As Florida contends with a massive surge in COVID cases, Governor Ron DeSantis seems devoted to making it more difficult to stop the spread in public schools.
On Monday, the day many Florida students headed back to school, DeSantis issued a statement making clear that any school administrator who imposes a mask mandate, in violation of his executive order banning such rules, could face financial consequences. Specifically, he suggested that “the State Board of Education could move to withhold the salary of the district superintendent or school board members, as a narrowly tailored means to address the decision-makers who led to the violation of law.”
Many Florida school districts have indeed imposed mask mandates, but most are unlikely to run afoul of DeSantis, since they provide carve-outs for parents who don’t want to comply. Christina Pushaw, a spokeswoman for DeSantis, said on Twitter that the penalties DeSantis is threatening wouldn’t apply to such schools. Those that require a doctor’s note to opt out, though, could be in the crosshairs.
In any case, multiple school administrators said they would ignore DeSantis’s threats. Alberto M. Carvalho, the superintendent of Miami public schools, said, “At no point shall I allow my decision to be influenced by a threat to my paycheck.”
Multiple lawsuits are also challenging the governor’s ban on mask mandates.
Children are far less likely to experience severe effects from COVID than older populations. But in recent weeks, as the Delta variant sweeps through the U.S., an alarming number of children are getting seriously ill — though it is difficult to know whether this is just a function of more total people contracting the virus, or if the variant is making kids sicker. Those 12 and under are not yet eligible for the vaccine, and DeSantis pronounced mask-wearing ineffective as a virus prevention tool when he signed the order banning mandates.
Florida, meanwhile, is getting slammed with the virus. Though it is more vaccinated than many states in the South, with about 50 percent of its population fully inoculated, it is seeing its biggest surge cases throughout the pandemic, with upward of 20,000 a day, per the CDC. (The state’s estimate is lower.) It is also experiencing record hospitalizations.

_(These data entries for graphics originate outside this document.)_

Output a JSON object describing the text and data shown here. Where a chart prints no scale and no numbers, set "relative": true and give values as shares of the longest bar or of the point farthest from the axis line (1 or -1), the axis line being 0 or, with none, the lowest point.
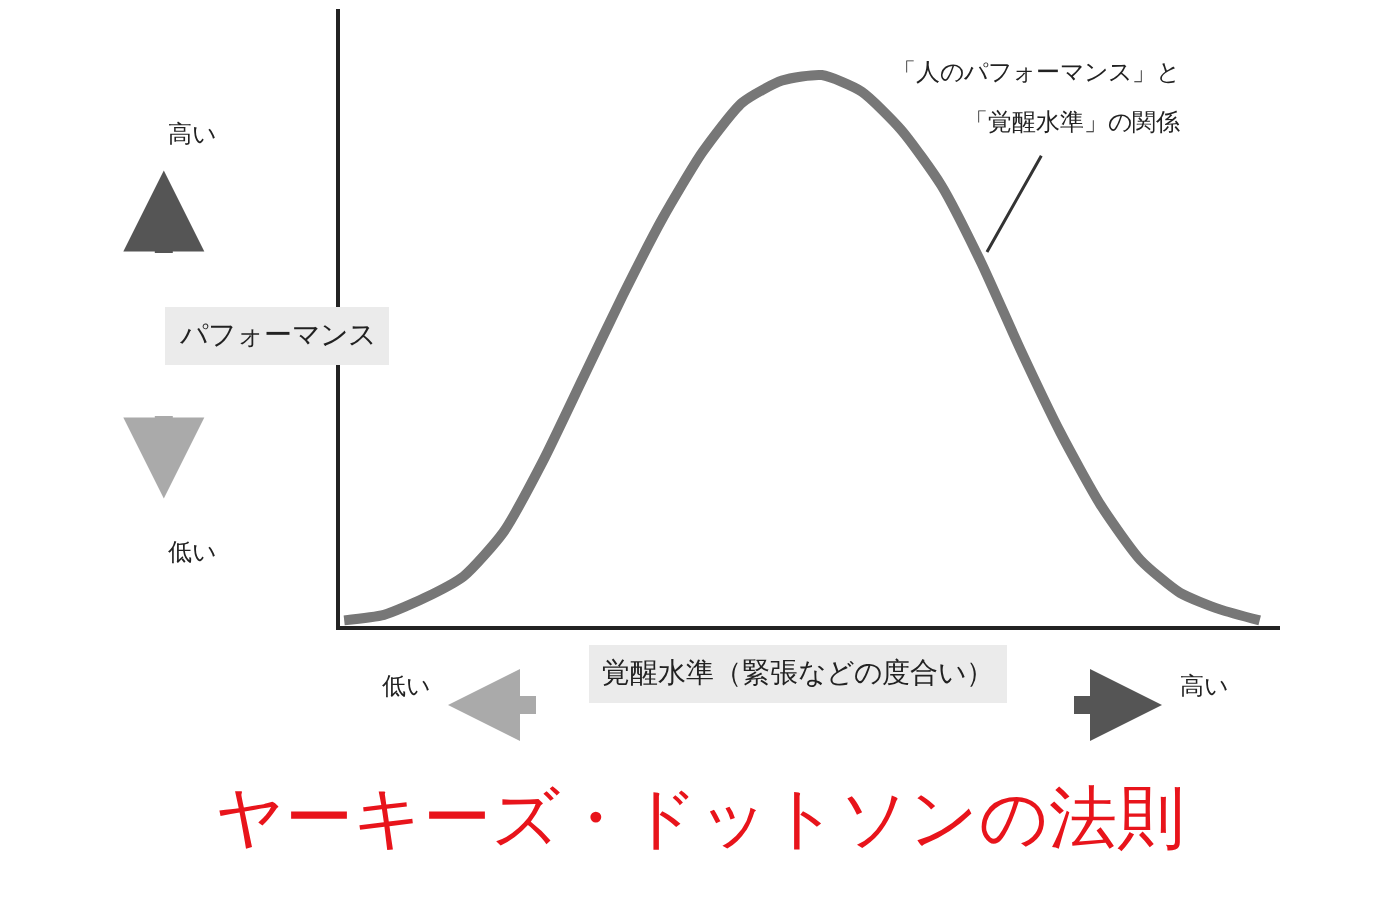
{
  "chart_data": {
    "type": "line",
    "relative": true,
    "title": "ヤーキーズ・ドットソンの法則",
    "xlabel": "覚醒水準（緊張などの度合い）",
    "ylabel": "パフォーマンス",
    "categories": [
      null,
      null,
      null,
      null,
      null,
      null,
      null,
      null,
      null,
      null,
      null,
      null,
      null,
      null,
      null,
      null,
      null,
      null,
      null,
      null,
      null,
      null,
      null,
      null
    ],
    "series": [
      {
        "color": "#777777",
        "values": [
          0.01,
          0.02,
          0.05,
          0.09,
          0.17,
          0.3,
          0.45,
          0.6,
          0.74,
          0.86,
          0.95,
          0.99,
          1.0,
          0.97,
          0.9,
          0.8,
          0.66,
          0.5,
          0.35,
          0.22,
          0.12,
          0.06,
          0.03,
          0.01
        ]
      }
    ],
    "annotations": [
      "高い",
      "低い",
      "低い",
      "高い",
      "「人のパフォーマンス」と",
      "「覚醒水準」の関係"
    ],
    "marker": "none",
    "line_style": "solid"
  }
}
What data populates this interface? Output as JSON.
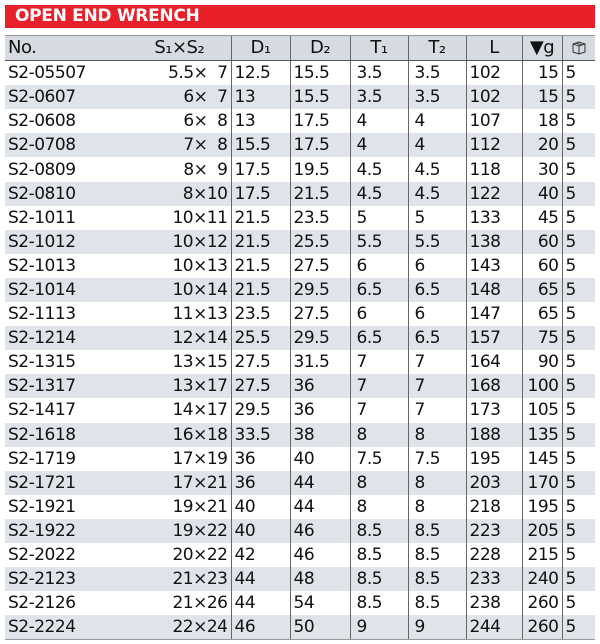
{
  "title": "OPEN END WRENCH",
  "headers": {
    "no": "No.",
    "size": "S₁×S₂",
    "d1": "D₁",
    "d2": "D₂",
    "t1": "T₁",
    "t2": "T₂",
    "l": "L",
    "weight": "▼g",
    "qty_icon": "box-icon"
  },
  "rows": [
    [
      "S2-05507",
      "5.5×  7",
      "12.5",
      "15.5",
      "3.5",
      "3.5",
      "102",
      "15",
      "5"
    ],
    [
      "S2-0607",
      "6×  7",
      "13",
      "15.5",
      "3.5",
      "3.5",
      "102",
      "15",
      "5"
    ],
    [
      "S2-0608",
      "6×  8",
      "13",
      "17.5",
      "4",
      "4",
      "107",
      "18",
      "5"
    ],
    [
      "S2-0708",
      "7×  8",
      "15.5",
      "17.5",
      "4",
      "4",
      "112",
      "20",
      "5"
    ],
    [
      "S2-0809",
      "8×  9",
      "17.5",
      "19.5",
      "4.5",
      "4.5",
      "118",
      "30",
      "5"
    ],
    [
      "S2-0810",
      "8×10",
      "17.5",
      "21.5",
      "4.5",
      "4.5",
      "122",
      "40",
      "5"
    ],
    [
      "S2-1011",
      "10×11",
      "21.5",
      "23.5",
      "5",
      "5",
      "133",
      "45",
      "5"
    ],
    [
      "S2-1012",
      "10×12",
      "21.5",
      "25.5",
      "5.5",
      "5.5",
      "138",
      "60",
      "5"
    ],
    [
      "S2-1013",
      "10×13",
      "21.5",
      "27.5",
      "6",
      "6",
      "143",
      "60",
      "5"
    ],
    [
      "S2-1014",
      "10×14",
      "21.5",
      "29.5",
      "6.5",
      "6.5",
      "148",
      "65",
      "5"
    ],
    [
      "S2-1113",
      "11×13",
      "23.5",
      "27.5",
      "6",
      "6",
      "147",
      "65",
      "5"
    ],
    [
      "S2-1214",
      "12×14",
      "25.5",
      "29.5",
      "6.5",
      "6.5",
      "157",
      "75",
      "5"
    ],
    [
      "S2-1315",
      "13×15",
      "27.5",
      "31.5",
      "7",
      "7",
      "164",
      "90",
      "5"
    ],
    [
      "S2-1317",
      "13×17",
      "27.5",
      "36",
      "7",
      "7",
      "168",
      "100",
      "5"
    ],
    [
      "S2-1417",
      "14×17",
      "29.5",
      "36",
      "7",
      "7",
      "173",
      "105",
      "5"
    ],
    [
      "S2-1618",
      "16×18",
      "33.5",
      "38",
      "8",
      "8",
      "188",
      "135",
      "5"
    ],
    [
      "S2-1719",
      "17×19",
      "36",
      "40",
      "7.5",
      "7.5",
      "195",
      "145",
      "5"
    ],
    [
      "S2-1721",
      "17×21",
      "36",
      "44",
      "8",
      "8",
      "203",
      "170",
      "5"
    ],
    [
      "S2-1921",
      "19×21",
      "40",
      "44",
      "8",
      "8",
      "218",
      "195",
      "5"
    ],
    [
      "S2-1922",
      "19×22",
      "40",
      "46",
      "8.5",
      "8.5",
      "223",
      "205",
      "5"
    ],
    [
      "S2-2022",
      "20×22",
      "42",
      "46",
      "8.5",
      "8.5",
      "228",
      "215",
      "5"
    ],
    [
      "S2-2123",
      "21×23",
      "44",
      "48",
      "8.5",
      "8.5",
      "233",
      "240",
      "5"
    ],
    [
      "S2-2126",
      "21×26",
      "44",
      "54",
      "8.5",
      "8.5",
      "238",
      "260",
      "5"
    ],
    [
      "S2-2224",
      "22×24",
      "46",
      "50",
      "9",
      "9",
      "244",
      "260",
      "5"
    ]
  ]
}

But as parents’ concerns mount, DeSantis, who has presented himself as a freedom-loving red-state counterpart to cautious blue-state governors (while looking ahead to 2024), is not changing course. His strategy of fully reopening the state early seemed to pay off when Florida didn’t initially experience the surge in cases many predicted. Now that it has, he’s plowing ahead anyway.
“We can either have a free society or we can have a biomedical security state,” he said last week. “And I can tell you, Florida, we’re a free state.”
This brand of freedom might not be looking so hot to a lot of Floridian parents right now.